Implementing a co-ordinated wayfinding system in the West End in 2007

This could include signs to famous shops, such as Hamleys or Selfridges, and to places to eat, relax or park, positioned at logical arrival points such as tube stations or bus stops. Information hubs could be set up at key points between districts in the three main ORB streets, with an emphasis on the different kinds of shopping in the different districts. Bus stops will be named after the district they stand in.

“Most people can’t shop the whole area – this should help them find the area or shops of most interest to them,” says JLL’s Prior.

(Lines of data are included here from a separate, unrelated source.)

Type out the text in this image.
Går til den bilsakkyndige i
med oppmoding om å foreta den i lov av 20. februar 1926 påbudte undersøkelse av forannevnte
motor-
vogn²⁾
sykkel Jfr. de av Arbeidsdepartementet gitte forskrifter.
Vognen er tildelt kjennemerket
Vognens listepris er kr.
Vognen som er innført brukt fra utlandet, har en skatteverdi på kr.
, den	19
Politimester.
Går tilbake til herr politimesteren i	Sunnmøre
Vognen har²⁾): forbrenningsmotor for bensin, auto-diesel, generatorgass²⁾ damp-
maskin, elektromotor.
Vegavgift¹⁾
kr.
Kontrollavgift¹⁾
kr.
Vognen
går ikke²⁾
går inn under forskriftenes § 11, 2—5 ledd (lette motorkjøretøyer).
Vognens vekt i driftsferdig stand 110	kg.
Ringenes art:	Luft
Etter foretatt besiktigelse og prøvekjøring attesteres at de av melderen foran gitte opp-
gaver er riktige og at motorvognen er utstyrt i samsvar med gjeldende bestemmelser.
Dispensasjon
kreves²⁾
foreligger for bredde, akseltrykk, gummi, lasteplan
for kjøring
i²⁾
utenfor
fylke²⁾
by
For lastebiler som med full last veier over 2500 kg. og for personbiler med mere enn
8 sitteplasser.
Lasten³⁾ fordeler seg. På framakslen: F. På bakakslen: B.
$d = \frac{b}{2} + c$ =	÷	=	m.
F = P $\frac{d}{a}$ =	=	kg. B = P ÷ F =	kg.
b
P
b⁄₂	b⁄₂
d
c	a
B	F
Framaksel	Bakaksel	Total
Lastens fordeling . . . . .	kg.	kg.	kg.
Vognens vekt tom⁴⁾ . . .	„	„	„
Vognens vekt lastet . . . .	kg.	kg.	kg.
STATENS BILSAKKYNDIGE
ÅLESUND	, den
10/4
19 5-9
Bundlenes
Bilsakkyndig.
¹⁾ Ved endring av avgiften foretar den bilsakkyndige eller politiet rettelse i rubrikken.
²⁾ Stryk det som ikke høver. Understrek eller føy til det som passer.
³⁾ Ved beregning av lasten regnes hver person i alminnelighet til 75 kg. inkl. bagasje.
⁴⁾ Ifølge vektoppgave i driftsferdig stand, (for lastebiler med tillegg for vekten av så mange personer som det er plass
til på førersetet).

Clearing street clutter/moving street traders

The council has agreed in principle to move Oxford Street’s 26 street traders, who often block busy pavements, to side streets. One option is to move them all to one street, if footfall there is high enough. The council has already moved three traders from Coventry Street.

Using the side streets

Welcoming spots to rest and eat off the main ORB streets could be created, modelled on places such as the restaurant enclave in Heddon Street off Regent Street, or St Christopher’s Place and Market Place off Oxford Street. The council is already talking to:

● The Portman Estate, about developing Old Quebec St, near Selfridges, in this way. Plans involve moving a street trader elsewhere.

●Private property company Marchday, about improving Cavendish Square behind John Lewis. Marchday owns the freehold of the square and the former NCP car park. The council owns the long lease. Marchday director John Orchard says they want to: take out the inside traffic lane and reclaim that land, replacing it with a right-hand turn; make the car park “the best in London”; and improve the gardens and amenities adding a café, more green space (including an all-weather surface for functions) and possible farmers’ and Christmas markets.

● TfL about removing the subways at Marble Arch and returning priority to pedestrians crossing from Hyde Park to Oxford Street.

More public realm improvements such as upgraded paving and lighting.